What You Need to Know
- Identify the critical angle on a ray diagram where the angle of refraction is
90°.
- Show a sequence of three diagrams for light travelling from glass to air: one angle below the
critical angle, one exactly at the critical angle, and one above it. Keep the boundary, normal,
and labelled angles consistent across all three.
- Make the two conditions for total internal reflection explicit: the ray must travel from a medium
with higher refractive index to one with lower refractive index, and the angle of incidence must
be greater than the critical angle.
- Model the critical-angle equation in a usable form,
sin c = 1 / n, and link the answer back to
the diagram rather than treating it as an isolated calculation.
- Use optical fibres as the main application, explaining that repeated total internal reflection
keeps the signal inside the fibre over long distances.
How to Work Through It
- Start with two retrieval questions on refractive index and Snell’s law so you recall what
happens when light moves from glass to air.
- Demonstrate the changing refracted ray with a semicircular block or a clear sequence of diagrams,
pausing when the refracted ray runs along the boundary to define the critical angle.
- Model one calculation for critical angle from refractive index and one reverse calculation, with
you annotating the diagram before they substitute values.
- Finish with a short explanation task on why optical fibres work, using the language of higher
refractive index, critical angle, and total internal reflection.
Check Your Understanding
- Use a hinge question with three ray diagrams and ask which one shows the critical angle and which
one shows total internal reflection.
- Try one quick calculation where you find
c from n or find n from a given critical
angle.
- Check whether you can explain in one sentence why total internal reflection cannot happen when light
travels from air into glass.
Common Mistakes
- Thinking total internal reflection can happen whenever a ray hits a boundary. Keep
returning to the two-condition checklist and test each example against it.
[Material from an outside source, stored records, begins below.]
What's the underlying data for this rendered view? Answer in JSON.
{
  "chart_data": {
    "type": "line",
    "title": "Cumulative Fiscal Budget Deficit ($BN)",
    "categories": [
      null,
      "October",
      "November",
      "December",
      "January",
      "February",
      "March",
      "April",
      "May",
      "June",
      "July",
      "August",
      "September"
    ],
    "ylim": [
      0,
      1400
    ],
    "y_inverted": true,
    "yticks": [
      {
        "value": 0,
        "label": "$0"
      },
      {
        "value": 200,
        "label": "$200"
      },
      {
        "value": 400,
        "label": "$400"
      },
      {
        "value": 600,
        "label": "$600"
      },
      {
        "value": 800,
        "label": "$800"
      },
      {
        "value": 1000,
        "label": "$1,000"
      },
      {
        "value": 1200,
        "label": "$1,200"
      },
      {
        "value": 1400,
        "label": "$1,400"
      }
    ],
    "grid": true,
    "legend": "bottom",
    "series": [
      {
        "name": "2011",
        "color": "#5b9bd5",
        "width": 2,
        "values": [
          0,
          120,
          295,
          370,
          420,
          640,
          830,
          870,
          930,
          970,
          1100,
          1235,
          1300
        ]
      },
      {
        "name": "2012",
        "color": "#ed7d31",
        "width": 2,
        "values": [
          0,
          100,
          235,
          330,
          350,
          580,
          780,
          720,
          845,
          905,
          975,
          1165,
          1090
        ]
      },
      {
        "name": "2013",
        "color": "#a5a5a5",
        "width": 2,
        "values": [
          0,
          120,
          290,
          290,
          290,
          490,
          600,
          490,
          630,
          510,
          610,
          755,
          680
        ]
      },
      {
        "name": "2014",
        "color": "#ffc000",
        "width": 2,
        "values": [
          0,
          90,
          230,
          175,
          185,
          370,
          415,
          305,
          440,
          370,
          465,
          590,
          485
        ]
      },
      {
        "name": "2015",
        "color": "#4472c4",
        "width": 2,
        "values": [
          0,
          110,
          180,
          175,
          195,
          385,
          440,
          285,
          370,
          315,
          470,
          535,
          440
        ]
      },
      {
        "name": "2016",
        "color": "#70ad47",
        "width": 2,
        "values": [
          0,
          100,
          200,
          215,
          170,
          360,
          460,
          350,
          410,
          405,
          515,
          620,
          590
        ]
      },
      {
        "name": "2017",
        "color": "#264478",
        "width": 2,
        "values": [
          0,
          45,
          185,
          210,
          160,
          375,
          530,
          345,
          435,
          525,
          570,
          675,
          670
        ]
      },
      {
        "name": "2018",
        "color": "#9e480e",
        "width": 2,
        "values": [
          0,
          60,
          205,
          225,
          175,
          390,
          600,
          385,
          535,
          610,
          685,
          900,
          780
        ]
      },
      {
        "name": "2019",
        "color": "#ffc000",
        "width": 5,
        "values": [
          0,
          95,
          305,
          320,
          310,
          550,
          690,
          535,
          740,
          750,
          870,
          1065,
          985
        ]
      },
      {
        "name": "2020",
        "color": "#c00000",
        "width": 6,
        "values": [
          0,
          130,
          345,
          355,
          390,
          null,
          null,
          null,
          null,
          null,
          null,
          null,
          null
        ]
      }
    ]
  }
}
- Some confuse the critical angle with the angle of refraction. Reinforce that at the critical angle
the refracted ray is along the boundary, so the refracted angle is
90°.
- You may assume any reflected ray inside glass is total internal reflection. Contrast partial
internal reflection below the critical angle with complete reflection above it.
Next Steps
- Set a short mix of diagram and equation questions so you practise switching between the
qualitative and quantitative ideas.
- Carry forward the idea that refractive index affects ray behaviour, because the next lesson uses
that idea to explain why different colours in white light separate in a prism.